Alors, comment assurer la continuité pédagogique quand nos élèves n’ont pas d’ordinateur, ni d’imprimante ou d’accès à Internet ? Comment assurer la continuité pédagogique quand ils/elles doivent s’occuper de la maison, des frères et sœurs, parce que les parents sont contraints d’aller travailler ? Comment assurer la continuité pédagogique quand nos élèves subissent une extrême précarité ? Comment assurer la continuité pédagogique quand les parents doivent eux aussi faire du télétravail sur le seul ordinateur de la maison ?

A l’heure où la nation est appelée par le gouvernement à être solidaire, la CGT Éduc’action 63 pointe du doigts ces manques et demande que l’ensemble de la communauté éducative prenne conscience de ces difficultés dans les approches pédagogiques, mais surtout que l’État assume ses responsabilités et injectent des moyens humains et matériels dans l’éducation !

ET LA SUITE ?

Le 22 mars dernier, Jean-Michel Blanquer affirmait que la rentrée serait le 4 mai prochain, ceci reste à confirmer.

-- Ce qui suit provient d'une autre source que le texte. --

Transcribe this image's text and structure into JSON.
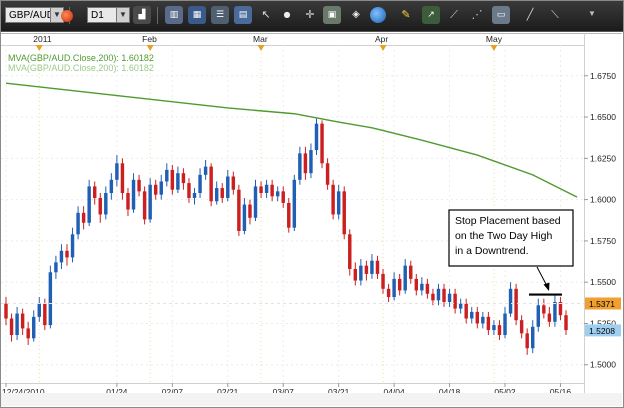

Se pose alors la question des examens. Le ministre prépare déjà le terrain en évoquant la possibilité au travail durant le mois de juillet et le mois d’août. Mais il en est hors de question ! La CGT Éduc’action 63 souhaite rappeler à ce ministre visiblement zélé qu’en cette période de télétravail, de continuité pédagogique et administrative, les personnels de l’Éducation nationale, ainsi que les élèves (tous comme les salarié.e.s du secteur privé en télétravail) ne sont pas en congés !

Malgré le travail acharné de tous les collègues, qui font de leur mieux pour préparer leurs élèves aux épreuves de fin d’année, et cela dans une certaine difficulté et dans des conditions particulière, la CGT Éduc’action 63 considère que les élèves ne seront pas correctement prêts à passer leurs différentes épreuves ! Elle se prononce pour l’annulation de tous les examens !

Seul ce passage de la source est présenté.